With a masterly stroke, Liu Zhenyun succeeds with his tightly interweaved narrative web in bringing to life a complex illumination of the Chinese class society and its varying shades, with an eye honed especially upon the impoverished rural inhabitants – while he also manages shift down from the narrator’s bird’s-eye-view to a more human scale when it comes to his main characters. By way of an amplified range, and many a detailed chain of events, the novel succeeds in creating an almost physical sense of time, in a way perhaps only afforded to the slow-burning written word, which means that Qiaolong’s return to Yanjin in search of her father – and following that, that of her son as he seeks to understand his mother – feels rawly affecting and intimate.
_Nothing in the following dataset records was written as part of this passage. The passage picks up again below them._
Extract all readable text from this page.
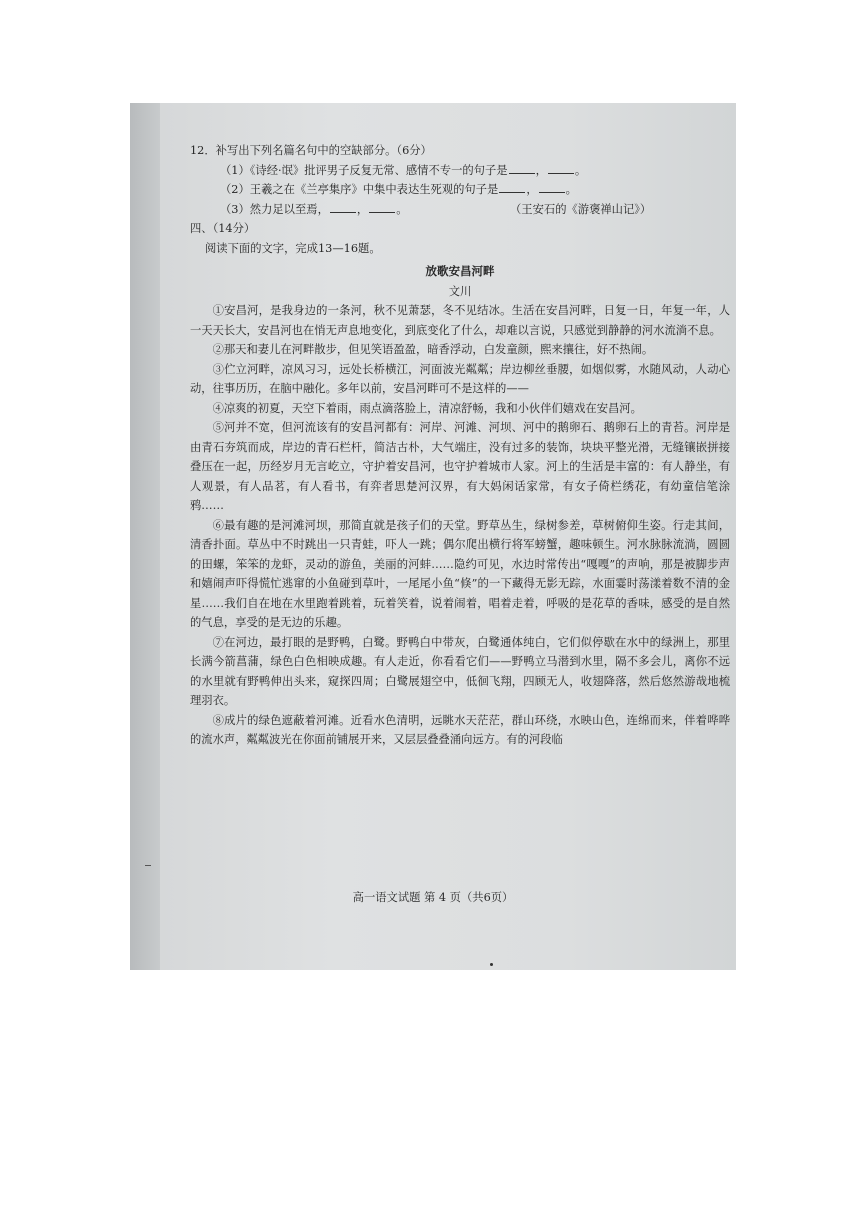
12．补写出下列名篇名句中的空缺部分。（6分）
（1）《诗经·氓》批评男子反复无常、感情不专一的句子是 ， 。
（2）王羲之在《兰亭集序》中集中表达生死观的句子是 ， 。
（3）然力足以至焉， ， 。	（王安石的《游褒禅山记》）
四、（14分）
阅读下面的文字，完成13—16题。
放歌安昌河畔
文川
①安昌河，是我身边的一条河，秋不见萧瑟，冬不见结冰。生活在安昌河畔，日复一日，年复一年，人一天天长大，安昌河也在悄无声息地变化，到底变化了什么，却难以言说，只感觉到静静的河水流淌不息。
②那天和妻儿在河畔散步，但见笑语盈盈，暗香浮动，白发童颜，熙来攘往，好不热闹。
③伫立河畔，凉风习习，远处长桥横江，河面波光粼粼；岸边柳丝垂腰，如烟似雾，水随风动，人动心动，往事历历，在脑中融化。多年以前，安昌河畔可不是这样的——
④凉爽的初夏，天空下着雨，雨点滴落脸上，清凉舒畅，我和小伙伴们嬉戏在安昌河。
⑤河并不宽，但河流该有的安昌河都有：河岸、河滩、河坝、河中的鹅卵石、鹅卵石上的青苔。河岸是由青石夯筑而成，岸边的青石栏杆，简洁古朴，大气端庄，没有过多的装饰，块块平整光滑，无缝镶嵌拼接叠压在一起，历经岁月无言屹立，守护着安昌河，也守护着城市人家。河上的生活是丰富的：有人静坐，有人观景，有人品茗，有人看书，有弈者思楚河汉界，有大妈闲话家常，有女子倚栏绣花，有幼童信笔涂鸦……
⑥最有趣的是河滩河坝，那简直就是孩子们的天堂。野草丛生，绿树参差，草树俯仰生姿。行走其间，清香扑面。草丛中不时跳出一只青蛙，吓人一跳；偶尔爬出横行将军螃蟹，趣味顿生。河水脉脉流淌，圆圆的田螺，笨笨的龙虾，灵动的游鱼，美丽的河蚌……隐约可见，水边时常传出“嘎嘎”的声响，那是被脚步声和嬉闹声吓得慌忙逃窜的小鱼碰到草叶，一尾尾小鱼“倏”的一下藏得无影无踪，水面霎时荡漾着数不清的金星……我们自在地在水里跑着跳着，玩着笑着，说着闹着，唱着走着，呼吸的是花草的香味，感受的是自然的气息，享受的是无边的乐趣。
⑦在河边，最打眼的是野鸭，白鹭。野鸭白中带灰，白鹭通体纯白，它们似停歇在水中的绿洲上，那里长满今箭菖蒲，绿色白色相映成趣。有人走近，你看看它们——野鸭立马潜到水里，隔不多会儿，离你不远的水里就有野鸭伸出头来，窥探四周；白鹭展翅空中，低徊飞翔，四顾无人，收翅降落，然后悠然游哉地梳理羽衣。
⑧成片的绿色遮蔽着河滩。近看水色清明，远眺水天茫茫，群山环绕，水映山色，连绵而来，伴着哗哗的流水声，粼粼波光在你面前铺展开来，又层层叠叠涌向远方。有的河段临
高一语文试题 第 4 页（共6页）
Because, above all else, the novel is about interpersonal connection and human intimacy – about how easily they can be lost, and the solitude to which an ever-changing and disenchanted world condemns us.

In his latest novel, “Wo bushi Pan Jinlian” from 2012 – in Swedish “Processen,” translated by Anna Gustafsson Chen – Liu Zhenyun returns to the satirical critique of public agencies which he has cultivated in so many of his earlier works. Here it is a case of a destitute but headstrong farmer who files a plaint against her husband. When the plaint is rejected, spurred on by a holy rage, she appeals to higher and higher authorities in a process which becomes more and more drawn-out and complicated, and during which she goes from being, in the eyes of the men in suits, a powerless woman to a bloodthirsty goddess of revenge. It is a modern, farcical David and Goliath story set in an absurd Chinese governmental environment, which, in Liu Zhengyun’s typical tragicomic fashion, ridicules the corruption and bureaucracy of the public sector, at the same time as it sketches a tender portrait of a vulnerable woman who, against all odds, refuses to surrender her voice.